Warren, Biden Open to Each Other as Possible Vice Presidents

By Zachary Stieber
Zachary Stieber
Zachary Stieber
Zachary Stieber is a senior reporter for The Epoch Times based in Maryland. He covers U.S. and world news.
December 9, 2019Updated: December 9, 2019

Former Vice President Joe Biden and Sen. Elizabeth Warren (D-Mass.) both expressed openness to naming the other their vice president if they win the Democratic presidential nomination.

Biden, 77, and Warren, 70, are two of the top contenders vying to challenge Republican President Donald Trump, 73.

“I’d add Sen. Warren to the list. I’d add all…” Biden told Axios in an interview released on Dec. 8. “But she’s going to be very angry, my having said that. The question is, would she add me to her list?”

Biden was asked why he didn’t name Warren when he reeled off the descriptions of a number of people earlier this year while discussing potential vice presidents.

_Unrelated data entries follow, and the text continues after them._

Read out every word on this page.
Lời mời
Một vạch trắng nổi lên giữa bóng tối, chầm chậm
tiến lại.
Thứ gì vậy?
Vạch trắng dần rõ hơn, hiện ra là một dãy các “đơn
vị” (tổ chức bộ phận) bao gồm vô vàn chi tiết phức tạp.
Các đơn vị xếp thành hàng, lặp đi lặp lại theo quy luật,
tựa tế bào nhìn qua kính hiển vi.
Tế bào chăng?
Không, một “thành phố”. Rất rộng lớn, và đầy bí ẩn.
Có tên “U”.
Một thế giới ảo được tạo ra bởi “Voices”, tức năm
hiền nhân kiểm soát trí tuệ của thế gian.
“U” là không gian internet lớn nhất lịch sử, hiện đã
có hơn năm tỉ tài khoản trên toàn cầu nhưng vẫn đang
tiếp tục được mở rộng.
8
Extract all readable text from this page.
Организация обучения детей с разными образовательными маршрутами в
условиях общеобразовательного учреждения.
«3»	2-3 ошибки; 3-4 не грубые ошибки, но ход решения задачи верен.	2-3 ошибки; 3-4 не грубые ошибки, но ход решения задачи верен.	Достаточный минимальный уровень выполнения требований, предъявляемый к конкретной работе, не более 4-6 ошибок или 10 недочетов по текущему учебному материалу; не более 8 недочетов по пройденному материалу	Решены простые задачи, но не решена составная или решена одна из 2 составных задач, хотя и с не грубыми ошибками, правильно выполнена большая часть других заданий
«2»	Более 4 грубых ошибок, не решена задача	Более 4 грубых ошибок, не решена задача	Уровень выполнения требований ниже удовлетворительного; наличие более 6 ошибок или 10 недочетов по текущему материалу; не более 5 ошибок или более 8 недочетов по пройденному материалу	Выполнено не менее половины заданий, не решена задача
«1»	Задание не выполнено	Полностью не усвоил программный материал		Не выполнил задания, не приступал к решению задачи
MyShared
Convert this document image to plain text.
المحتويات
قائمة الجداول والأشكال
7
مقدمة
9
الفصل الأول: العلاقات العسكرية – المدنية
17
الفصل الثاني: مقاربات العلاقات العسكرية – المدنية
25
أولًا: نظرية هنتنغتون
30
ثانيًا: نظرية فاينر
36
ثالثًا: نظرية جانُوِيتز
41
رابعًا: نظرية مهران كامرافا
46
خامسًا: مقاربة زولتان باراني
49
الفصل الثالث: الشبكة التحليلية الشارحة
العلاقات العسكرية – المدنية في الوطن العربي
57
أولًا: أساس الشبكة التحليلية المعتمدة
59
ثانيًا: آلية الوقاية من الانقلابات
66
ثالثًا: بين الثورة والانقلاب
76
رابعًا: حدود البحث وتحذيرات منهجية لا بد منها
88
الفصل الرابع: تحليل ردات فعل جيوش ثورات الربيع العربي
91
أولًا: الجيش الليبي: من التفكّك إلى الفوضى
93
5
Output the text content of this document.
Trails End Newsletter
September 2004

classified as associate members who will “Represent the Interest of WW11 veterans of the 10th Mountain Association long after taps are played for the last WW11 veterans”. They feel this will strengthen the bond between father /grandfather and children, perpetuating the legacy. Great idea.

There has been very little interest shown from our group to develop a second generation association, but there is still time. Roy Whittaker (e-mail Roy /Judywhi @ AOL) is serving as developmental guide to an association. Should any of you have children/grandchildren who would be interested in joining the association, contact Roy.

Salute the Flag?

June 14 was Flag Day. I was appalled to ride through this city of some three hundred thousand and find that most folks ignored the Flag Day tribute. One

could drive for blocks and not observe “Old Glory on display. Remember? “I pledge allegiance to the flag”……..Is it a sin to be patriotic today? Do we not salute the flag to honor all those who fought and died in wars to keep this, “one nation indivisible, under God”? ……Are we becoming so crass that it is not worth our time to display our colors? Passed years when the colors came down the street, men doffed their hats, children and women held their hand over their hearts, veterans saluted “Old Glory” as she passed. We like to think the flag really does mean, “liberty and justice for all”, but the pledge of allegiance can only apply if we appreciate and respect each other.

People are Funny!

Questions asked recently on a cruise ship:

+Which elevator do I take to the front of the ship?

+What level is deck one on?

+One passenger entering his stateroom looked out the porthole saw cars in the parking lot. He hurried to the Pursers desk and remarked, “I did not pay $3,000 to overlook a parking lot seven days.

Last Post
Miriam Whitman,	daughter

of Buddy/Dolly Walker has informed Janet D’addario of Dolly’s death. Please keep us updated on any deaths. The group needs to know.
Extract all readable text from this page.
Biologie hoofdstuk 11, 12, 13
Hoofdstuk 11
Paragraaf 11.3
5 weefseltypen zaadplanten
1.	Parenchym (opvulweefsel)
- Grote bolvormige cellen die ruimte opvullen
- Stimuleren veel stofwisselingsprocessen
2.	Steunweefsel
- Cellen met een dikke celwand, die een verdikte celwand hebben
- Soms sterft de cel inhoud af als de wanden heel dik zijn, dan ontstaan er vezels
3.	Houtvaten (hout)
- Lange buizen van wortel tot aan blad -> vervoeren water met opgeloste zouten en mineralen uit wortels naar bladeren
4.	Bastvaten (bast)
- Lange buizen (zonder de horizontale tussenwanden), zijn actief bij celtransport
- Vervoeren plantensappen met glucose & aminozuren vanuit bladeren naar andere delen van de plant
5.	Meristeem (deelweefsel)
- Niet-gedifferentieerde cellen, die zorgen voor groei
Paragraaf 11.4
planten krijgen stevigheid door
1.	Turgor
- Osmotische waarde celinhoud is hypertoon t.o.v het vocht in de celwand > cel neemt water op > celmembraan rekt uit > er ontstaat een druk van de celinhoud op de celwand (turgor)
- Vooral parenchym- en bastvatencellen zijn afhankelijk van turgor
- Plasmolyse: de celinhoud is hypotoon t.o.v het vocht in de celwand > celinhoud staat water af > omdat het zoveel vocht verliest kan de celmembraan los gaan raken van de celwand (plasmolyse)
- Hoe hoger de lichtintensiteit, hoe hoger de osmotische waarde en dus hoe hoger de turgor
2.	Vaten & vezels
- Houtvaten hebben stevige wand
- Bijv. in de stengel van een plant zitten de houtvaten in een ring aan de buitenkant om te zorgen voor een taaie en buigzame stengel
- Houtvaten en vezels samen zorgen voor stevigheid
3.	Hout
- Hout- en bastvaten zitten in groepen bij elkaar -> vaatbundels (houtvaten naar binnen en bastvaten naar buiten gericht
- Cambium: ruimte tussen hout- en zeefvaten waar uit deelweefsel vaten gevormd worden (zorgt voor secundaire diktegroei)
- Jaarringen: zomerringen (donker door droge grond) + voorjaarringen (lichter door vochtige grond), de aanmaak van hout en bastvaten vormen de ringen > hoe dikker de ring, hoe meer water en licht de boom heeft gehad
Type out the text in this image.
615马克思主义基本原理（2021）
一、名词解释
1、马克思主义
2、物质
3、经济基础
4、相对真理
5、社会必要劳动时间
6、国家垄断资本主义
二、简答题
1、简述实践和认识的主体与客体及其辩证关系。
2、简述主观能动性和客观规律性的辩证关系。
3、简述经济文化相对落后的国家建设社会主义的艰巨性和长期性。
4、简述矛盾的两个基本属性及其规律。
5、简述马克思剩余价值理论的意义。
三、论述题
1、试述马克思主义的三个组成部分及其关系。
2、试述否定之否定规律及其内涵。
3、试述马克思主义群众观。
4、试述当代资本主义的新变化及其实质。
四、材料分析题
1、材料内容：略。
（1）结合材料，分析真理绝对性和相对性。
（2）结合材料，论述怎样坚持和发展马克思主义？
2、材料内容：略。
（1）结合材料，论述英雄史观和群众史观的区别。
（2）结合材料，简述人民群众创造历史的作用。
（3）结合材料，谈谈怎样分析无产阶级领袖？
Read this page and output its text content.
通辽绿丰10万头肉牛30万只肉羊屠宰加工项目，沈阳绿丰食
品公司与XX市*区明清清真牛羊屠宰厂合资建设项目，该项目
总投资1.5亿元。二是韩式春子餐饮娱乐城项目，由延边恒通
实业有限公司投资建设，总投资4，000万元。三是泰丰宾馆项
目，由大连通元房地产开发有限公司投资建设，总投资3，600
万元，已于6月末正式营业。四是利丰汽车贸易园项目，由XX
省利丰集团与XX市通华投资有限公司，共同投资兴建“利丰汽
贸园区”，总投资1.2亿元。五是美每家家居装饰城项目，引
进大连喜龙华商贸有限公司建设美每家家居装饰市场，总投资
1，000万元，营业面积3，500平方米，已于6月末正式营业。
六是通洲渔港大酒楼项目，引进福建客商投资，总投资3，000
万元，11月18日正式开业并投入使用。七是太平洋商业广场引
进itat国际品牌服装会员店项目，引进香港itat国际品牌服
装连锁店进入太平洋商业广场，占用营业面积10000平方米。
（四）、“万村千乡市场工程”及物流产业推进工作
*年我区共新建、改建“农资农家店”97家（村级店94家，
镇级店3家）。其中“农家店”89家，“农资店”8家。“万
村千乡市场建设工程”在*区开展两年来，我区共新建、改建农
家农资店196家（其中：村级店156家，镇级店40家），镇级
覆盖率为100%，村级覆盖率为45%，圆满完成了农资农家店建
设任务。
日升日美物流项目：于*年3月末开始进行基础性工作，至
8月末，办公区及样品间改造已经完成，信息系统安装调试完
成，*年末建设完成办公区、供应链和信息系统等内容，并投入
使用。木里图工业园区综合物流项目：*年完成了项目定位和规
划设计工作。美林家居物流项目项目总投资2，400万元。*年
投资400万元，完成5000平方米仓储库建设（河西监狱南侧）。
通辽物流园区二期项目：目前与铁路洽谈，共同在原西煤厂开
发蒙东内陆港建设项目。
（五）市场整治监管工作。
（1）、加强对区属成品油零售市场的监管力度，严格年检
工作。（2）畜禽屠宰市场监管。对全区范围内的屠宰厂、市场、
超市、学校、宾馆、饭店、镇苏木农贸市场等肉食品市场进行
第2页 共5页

“The reason I was reluctant to mention anyone, is because, first of all, if I mention anyone who is running, first of all, it’s presumptuous for me to even decide who I’d have as the vice president. I’m not even the nominee yet, that’s number one,” Biden added.

Warren told the Associated Press on Sunday that she would be “open” to asking Biden to reprise his old job.

She also said that she would consider naming a female vice president. “Sure, why not?” she said. “I think [voters] would support a lot of different combinations.”

Photo shows Stacey Abrams burning flag
Stacey Abrams speaks onstage during the 2018 Essence Festival presented by Coca-Cola at Ernest N. Morial Convention Center in New Orleans, Louisiana on July 7, 2018. She has been floated as a possible vice president. (Paras Griffin/Getty Images for Essence)
Democratic presidential hopeful Kamala Harris speaks
Democratic presidential hopeful Sen. Kamala Harris (D-Calif.) addresses the Presidential Forum at the NAACP’s 110th National Convention at Cobo Center in Detroit, Michigan on July 24, 2019. Harris recently dropped out of the race but has been mentioned as a possible vice president. (Jeff Kowalsky/AFP/Getty Images)

Warren didn’t mention a specific female candidate.

“Look, it would be presumptuous of me to be talking about individuals, but I’m open to getting this right because that’s what we want to do,” Warren added. “We want to build a Democratic ticket and a stronger Democratic Party that’s ready to get out there and compete at the national level, at the state level, at the local level.”

Biden said last month while campaigning in Iowa that he would consider Sally Yates, the former assistant attorney general who was fired in 2017; Stacey Abrams, who lost the 2018 gubernatorial race in Georgia; and the two U.S. Senators representing New Hampshire, Senators Maggie Hassan and Jeanne Shaheen.

Biden also said after Sen. Kamala Harris (D-Calif.) dropped out of the race that he’d be open to naming her as his vice president.

The other two Democratic frontrunners, Sen. Bernie Sanders (I-Vt.) and South Bend Mayor Pete Buttigieg, have not floated vice president possibilities. Trump has said that Vice President Mike Pence will join him in running for reelection.